We note that schools are specifically included within the definition of "public body" in KRS 58.410(1)(a) and that the definition of "public obligation" in KRS 58.410(1)(b) is written about as broadly as it can be. Nevertheless, the remaining provisions support our belief the General Assembly was only considering, as pertinent here, school districts' public obligations on public projects. While recognizing that the titles to the chapters of the Kentucky Revised Statutes are not part of the law (KRS 446.140), still we believe it informative to note that KRS Chapter 58 is entitled "Acquisition and development of public projects through revenue bonds." Moreover, in KRS 58.420 the "public policy of the Commonwealth" is stated "in order that necessary public projects may be financed. " KRS 58.440(1) and (2) refer to either the "financing of a public project" or the "refinancing of a public project. " These repeated references in the text of the law to be public obligations of a public body in connection with a public project lead to only one conclusion, in our opinion, which is that the General Assembly desired to give the latitude to public bodies to borrow money for public projects without the inhibitions produced by a low ceiling on interest rates that could be paid. The preamble to Senate Bill 96 recited in full above bolsters this public projects application analysis.
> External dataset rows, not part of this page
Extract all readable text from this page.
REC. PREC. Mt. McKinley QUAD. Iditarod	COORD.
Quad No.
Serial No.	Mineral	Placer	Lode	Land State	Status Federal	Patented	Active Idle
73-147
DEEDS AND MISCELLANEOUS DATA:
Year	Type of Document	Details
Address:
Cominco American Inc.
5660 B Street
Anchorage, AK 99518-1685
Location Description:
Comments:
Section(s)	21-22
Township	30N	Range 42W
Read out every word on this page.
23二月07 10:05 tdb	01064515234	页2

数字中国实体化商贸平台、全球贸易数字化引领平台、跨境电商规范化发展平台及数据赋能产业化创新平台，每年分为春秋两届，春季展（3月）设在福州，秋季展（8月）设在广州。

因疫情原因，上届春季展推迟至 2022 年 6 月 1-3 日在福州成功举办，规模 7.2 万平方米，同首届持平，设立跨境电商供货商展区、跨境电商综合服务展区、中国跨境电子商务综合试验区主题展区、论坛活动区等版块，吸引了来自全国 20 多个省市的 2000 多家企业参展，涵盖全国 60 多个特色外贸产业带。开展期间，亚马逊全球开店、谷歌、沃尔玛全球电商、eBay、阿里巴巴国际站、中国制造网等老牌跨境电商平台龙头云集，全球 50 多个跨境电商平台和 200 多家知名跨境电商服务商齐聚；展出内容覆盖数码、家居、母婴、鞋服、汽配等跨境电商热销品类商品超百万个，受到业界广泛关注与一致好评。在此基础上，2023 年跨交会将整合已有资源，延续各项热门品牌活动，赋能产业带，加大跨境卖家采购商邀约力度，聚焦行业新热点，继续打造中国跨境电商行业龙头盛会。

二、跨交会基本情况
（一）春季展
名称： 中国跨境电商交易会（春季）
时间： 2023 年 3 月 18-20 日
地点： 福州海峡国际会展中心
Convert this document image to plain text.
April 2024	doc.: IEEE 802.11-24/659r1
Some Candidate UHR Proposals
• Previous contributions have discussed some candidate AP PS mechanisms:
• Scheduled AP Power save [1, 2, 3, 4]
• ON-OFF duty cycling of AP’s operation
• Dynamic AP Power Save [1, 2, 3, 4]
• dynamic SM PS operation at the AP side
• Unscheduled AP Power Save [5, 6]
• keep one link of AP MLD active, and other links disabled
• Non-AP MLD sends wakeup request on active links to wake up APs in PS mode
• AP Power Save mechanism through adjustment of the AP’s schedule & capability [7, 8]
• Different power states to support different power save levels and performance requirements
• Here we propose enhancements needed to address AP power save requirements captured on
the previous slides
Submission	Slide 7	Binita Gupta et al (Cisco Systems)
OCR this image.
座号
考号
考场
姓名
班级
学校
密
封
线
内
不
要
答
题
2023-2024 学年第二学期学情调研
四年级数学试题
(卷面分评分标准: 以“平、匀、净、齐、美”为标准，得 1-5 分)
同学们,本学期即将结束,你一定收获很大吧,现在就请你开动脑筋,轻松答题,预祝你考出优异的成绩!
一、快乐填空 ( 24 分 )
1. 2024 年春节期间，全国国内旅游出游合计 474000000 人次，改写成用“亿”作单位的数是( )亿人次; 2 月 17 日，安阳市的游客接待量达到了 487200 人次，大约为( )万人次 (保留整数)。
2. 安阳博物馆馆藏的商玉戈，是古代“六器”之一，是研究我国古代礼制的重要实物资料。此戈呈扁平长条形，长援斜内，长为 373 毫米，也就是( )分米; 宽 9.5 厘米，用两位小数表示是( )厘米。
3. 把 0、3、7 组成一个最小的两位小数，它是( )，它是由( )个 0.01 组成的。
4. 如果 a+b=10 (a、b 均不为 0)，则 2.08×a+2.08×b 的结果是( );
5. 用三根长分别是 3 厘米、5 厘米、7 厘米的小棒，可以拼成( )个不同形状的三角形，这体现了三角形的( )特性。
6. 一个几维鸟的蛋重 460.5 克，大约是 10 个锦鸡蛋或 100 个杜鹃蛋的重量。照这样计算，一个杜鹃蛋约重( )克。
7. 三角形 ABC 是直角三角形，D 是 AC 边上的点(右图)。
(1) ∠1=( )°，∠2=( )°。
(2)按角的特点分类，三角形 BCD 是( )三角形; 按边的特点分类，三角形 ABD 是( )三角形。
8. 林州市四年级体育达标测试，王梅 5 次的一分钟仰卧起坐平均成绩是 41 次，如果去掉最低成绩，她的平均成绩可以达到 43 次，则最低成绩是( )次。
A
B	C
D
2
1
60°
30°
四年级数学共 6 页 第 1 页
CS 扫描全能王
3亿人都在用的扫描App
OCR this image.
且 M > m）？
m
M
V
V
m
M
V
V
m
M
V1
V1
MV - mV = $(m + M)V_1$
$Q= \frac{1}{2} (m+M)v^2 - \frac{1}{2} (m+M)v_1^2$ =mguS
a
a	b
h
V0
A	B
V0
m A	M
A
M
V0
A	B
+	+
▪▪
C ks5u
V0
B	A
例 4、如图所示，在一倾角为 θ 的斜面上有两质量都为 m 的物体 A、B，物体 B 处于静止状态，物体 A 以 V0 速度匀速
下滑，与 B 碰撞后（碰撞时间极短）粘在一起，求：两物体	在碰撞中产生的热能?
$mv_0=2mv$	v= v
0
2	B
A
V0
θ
KRS 160.540 has nothing to do with the financing of public projects. It is simply a statutory vehicle authorizing a school district to borrow money on the board's credit until the revenues to be produced by taxes will be realized. Notes taken by a school district under this statute are typically short-term notes, even though the statute gives the school district the fiscal year in which the funds were borrowed to pay back the loan. We believe if the General Assembly intends to raise or eliminate the maximum rate of interest a school district may pay on such notes, this can be set out quite specifically. We do not read KRS 58.410-58.440, and particularly KRS 58.430, as accomplishing such an interest rate modification when the public obligation of the school district is for money in anticipation of taxes.